It would be a dramatic overstatement to say that I was ever a good sportsman. I played basketball seriously between Year 8 and Year 11, and we trained every night after school but even then, I noticed I couldn’t quite channel the will to win in the same way my friends could. If I felt a bit tired, I would look to the bench to be substituted. I wanted to win, but didn’t have that single-minded commitment that others did. I got progressively better, as I came to understand how best to use my body and how to play strategically, but I was always held back by a lack of grit. Despite my small size for basketball – 6 foot 2 – I was one of the tallest on our team, and when we played matches I had to mark players who were almost always stronger, bigger and heavier than me. I made the best of my gangly long arms but retired at 16.
As a player, I could recognise my strengths and weaknesses, but now that I am doing coaching, I am finding this self assessment more difficult.
I have run a basketball club at my school for the last four years and have a remarkably poor success rate. I feel very strongly that this is a consequence of my flagrant inability to coach during games.
When it is training, where we do drills, exercises and skill building, I am strong. Much of what works as a teacher in general holds true when coaching new skills – modelling, repetition, reflection, increasing difficulty, feedback. I see dashes of brilliance in some of my kids, despite our diminutive size compared with kids from other local schools (we are generally super-short and skinny), but it doesn’t translate into games.
Considering my lack of passion as a player, I am unhinged as a coach. It must look farcical to an onlooker to see my face-palming, yelping, roaring commands and dissecting the action with any of the substitutes who happen to be close by.
I feel as though I cannot control myself, and embarrass myself, and I also recognise that is not helping them. One of my basketballers, a Year 5, bravely asked me to please not shout things as it makes him panic. This makes me feel awful, because, as a coach…I am.
This got me to thinking of two exemplary coaches I have worked with.
Bob Martin from the Danum Eagles ran every single training session with a focus on the importance of the fundamentals and he didn’t tolerate anything less that top effort. There are many people with far more legitimate reasons to thank Coach Bob – some of those who stuck with it with more dedication than I could muster ended up developing from our after school club in a regular school in a Yorkshire ex-mining town to playing in the USA on scholarships. Bob was unrelentingly committed to fair play and it was his passion that pushed gifted athletes to up their game to the highest tier, and it was his passion that pushed Average Joes like me to build confidence in themselves. He was great and although I didn’t continue, and in fact became shamefully unsporty, I owe him a lot, and didn’t really ever communicate my gratitude for what he taught me.

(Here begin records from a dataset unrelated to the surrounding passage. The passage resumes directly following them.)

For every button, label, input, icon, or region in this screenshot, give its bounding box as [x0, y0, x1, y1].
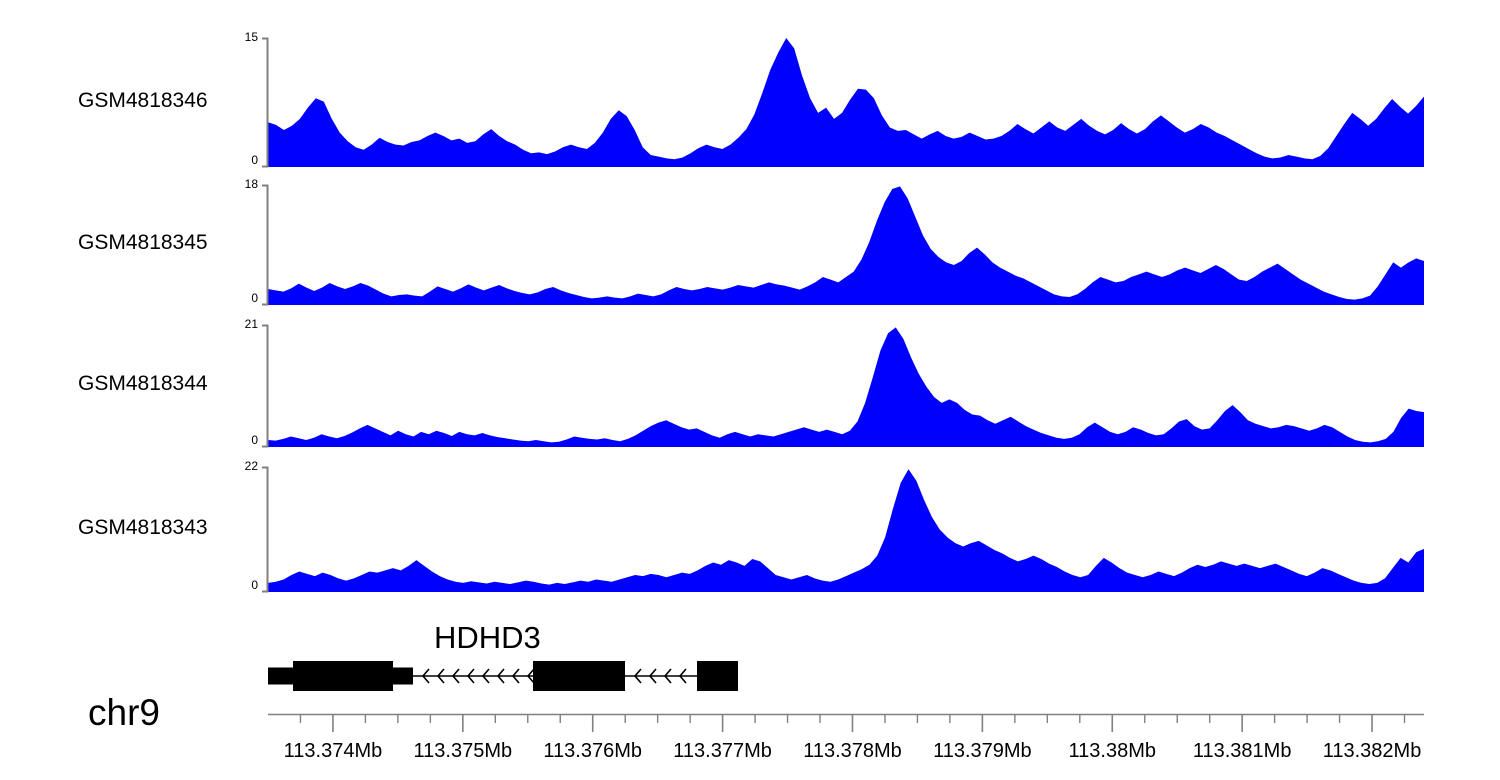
y-axis-max-label-GSM4818345: 18: [244, 177, 258, 191]
axis-bracket: [262, 324, 269, 448]
y-axis-GSM4818343: [262, 466, 269, 593]
x-axis-tick-label: 113.381Mb: [1192, 740, 1292, 762]
strand-arrow-icon: [526, 668, 535, 684]
coverage-area: [268, 186, 1424, 305]
coverage-area: [268, 38, 1424, 167]
exon-cds-block: [697, 661, 738, 691]
x-axis-tick-label: 113.374Mb: [283, 740, 383, 762]
y-axis-max-label-GSM4818344: 21: [244, 317, 258, 331]
coverage-track-GSM4818346[interactable]: [268, 38, 1426, 169]
coverage-track-GSM4818344[interactable]: [268, 325, 1426, 449]
x-axis-tick-label: 113.376Mb: [543, 740, 643, 762]
y-axis-GSM4818345: [262, 184, 269, 306]
coverage-track-GSM4818343[interactable]: [268, 467, 1426, 594]
strand-arrow-icon: [496, 668, 505, 684]
coverage-track-GSM4818345[interactable]: [268, 185, 1426, 307]
exon-cds-block: [533, 661, 625, 691]
exon-cds-block: [293, 661, 393, 691]
strand-arrow-icon: [648, 668, 657, 684]
strand-arrow-icon: [481, 668, 490, 684]
strand-arrow-icon: [451, 668, 460, 684]
x-axis-tick-label: 113.379Mb: [933, 740, 1032, 762]
strand-arrow-icon: [436, 668, 445, 684]
chromosome-label: chr9: [88, 692, 160, 733]
exon-utr-block: [268, 667, 293, 685]
x-axis-tick-label: 113.38Mb: [1068, 740, 1156, 762]
y-axis-max-label-GSM4818346: 15: [244, 30, 258, 44]
strand-arrow-icon: [678, 668, 687, 684]
strand-arrow-icon: [421, 668, 430, 684]
genome-coordinate-axis: [268, 713, 1424, 732]
axis-bracket: [262, 466, 269, 593]
y-axis-min-label-GSM4818345: 0: [251, 291, 258, 305]
gene-name-label: HDHD3: [434, 620, 541, 655]
coverage-area: [268, 327, 1424, 447]
x-axis-tick-label: 113.382Mb: [1322, 740, 1422, 762]
x-axis-tick-label: 113.375Mb: [413, 740, 513, 762]
x-axis-tick-label: 113.378Mb: [803, 740, 902, 762]
coverage-area: [268, 469, 1424, 592]
y-axis-min-label-GSM4818343: 0: [251, 578, 258, 592]
x-axis-tick-label: 113.377Mb: [673, 740, 772, 762]
y-axis-min-label-GSM4818344: 0: [251, 433, 258, 447]
exon-utr-block: [393, 667, 413, 685]
y-axis-GSM4818344: [262, 324, 269, 448]
y-axis-GSM4818346: [262, 37, 269, 168]
strand-arrow-icon: [511, 668, 520, 684]
axis-bracket: [262, 184, 269, 306]
track-label-GSM4818345: GSM4818345: [78, 231, 208, 254]
track-label-GSM4818344: GSM4818344: [78, 372, 208, 395]
strand-arrow-icon: [663, 668, 672, 684]
axis-bracket: [262, 37, 269, 168]
strand-arrow-icon: [633, 668, 642, 684]
strand-arrow-icon: [466, 668, 475, 684]
track-label-GSM4818343: GSM4818343: [78, 515, 208, 539]
y-axis-min-label-GSM4818346: 0: [251, 153, 258, 167]
y-axis-max-label-GSM4818343: 22: [244, 459, 258, 473]
gene-model-track[interactable]: [0, 655, 1500, 697]
track-label-GSM4818346: GSM4818346: [78, 88, 208, 112]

The second excellent coach was one who taught an altogether different lesson and he is my own current colleague, Mr Colthrust. Last year, our children at Elmhurst won an Urban Cricket league and their prize was a residential cricket camp at Arundel in West Sussex. Our school enjoys phenomenal success at cricket, which stands in very clear contrast to our basketball. This residential was going to take place in half term, so when asked to attend, my immediate response was a resounding ‘no’. Then I got to thinking about the opportunity to see how Mr C weaves his magic and o retracted my no.
During the children’s training sessions, which were led by instructors from Arundel, Mr C and I stood to the sides and watched. He saw everything. He had an encyclopaedic awareness of their strengths and weaknesses, at a technical level. Every now and again, he would call a kid over and have a very short quiet word with them. It wasn’t really a conversation – just a quick sharing of what he had seen. The kids went back onto the green and suddenly their grips on the bat had changed, they paced their runs differently, and they were paying more attention. It was like everything he said went in – as teachers, we know, this never happens!
But the biggest surprise was in the different cricket matches. By joining him and the team, I was expecting to see the spectacle of the pep talk or the artistry of the clipboard. I was expecting dynamic strategising. His only words I remember were along the lines of ‘You know what to do’ and then he watched in absolute unflinching silence. When kids made errors, he watched. When they did spectacular things, he watched.
He got them to the point where he wasn’t needed, but because he was in their heads already, as they played.
I think to my own composure as a coach and I can say with confidence that my players will not be growing up to write blogs of gratitude about my coaching prowess. From looking to good coaching role models like Bob and like Mr C, I can get better at it.